Drug Test Policy Deters Volunteers
FL library loses valuable service, hopes for revision
By Norman Oder -- Library Journal, 11/01/2006
The five-branch Levy County Public Library System, FL, located southwest of Gainesville, serves a population of only 36,000, with per capita funding under $10, so volunteers “do anything and everything,” Director Bonnie Tollefson told LJ. But the library’s volunteer pool has nearly evaporated, from 55 to two, after the mostly seniors volunteer force objected to the county’s strict drug-testing policy for volunteers and employees.
“An 80-year-old woman is not about to pee in a cup,” Tollefson told the Williston Pioneer Sun News. “It is an affront to her dignity.” Indeed, the procedure adopted by the county requires that the testing be done while a laboratory employee lingers in hearing distance, apparently to preclude the switching of samples.
The Gainesville Sun quoted an unnamed volunteer who observed, “It’s not like we are a high-risk group for coming in drunk or high or stoned or whatever.” Levy County coordinator Fred Moody blamed the situation on the county’s public risk management insurance, which directs the county to treat volunteers no differently than employees.
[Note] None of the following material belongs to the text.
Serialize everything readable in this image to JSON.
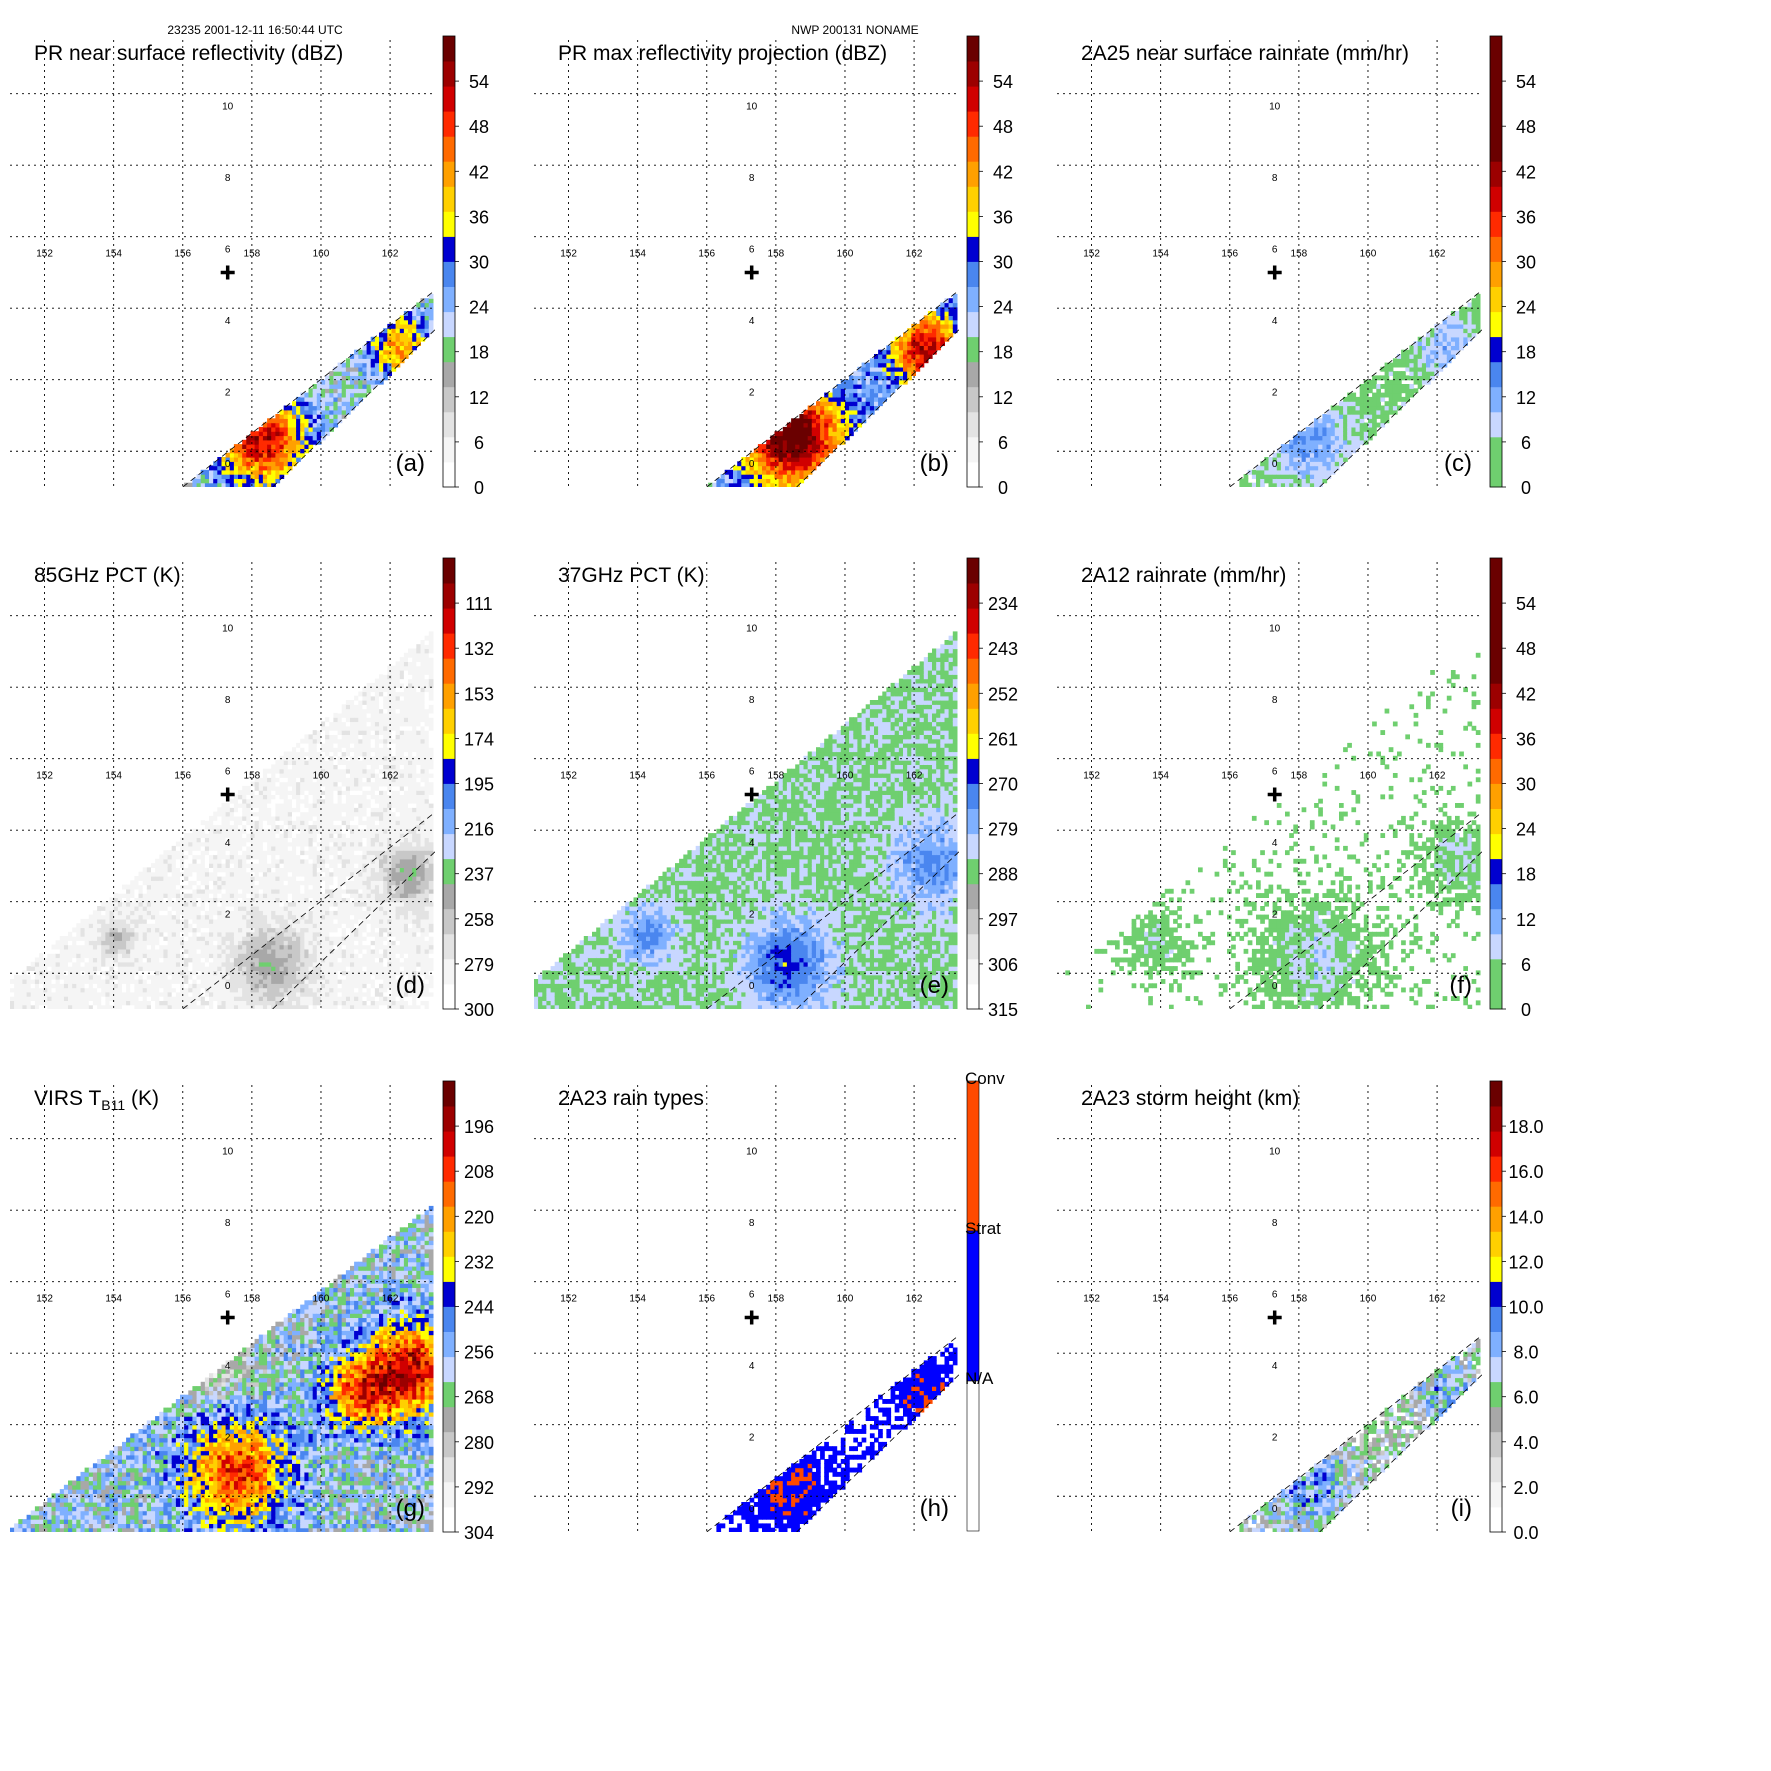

He told the Sun that the county would consider less-intrusive tests like mouth swabs, which other agencies use.
Alachua County Library District director Sol M. Hirsch, who is also president of the Florida Library Association, told LJ that the government requires due diligence regarding volunteers, but “I don’t know any other library that drug-tests volunteers.” (His library requires a background check.) As for the flap in Levy County, he said he hoped it would be a “cause to revisit the policy.”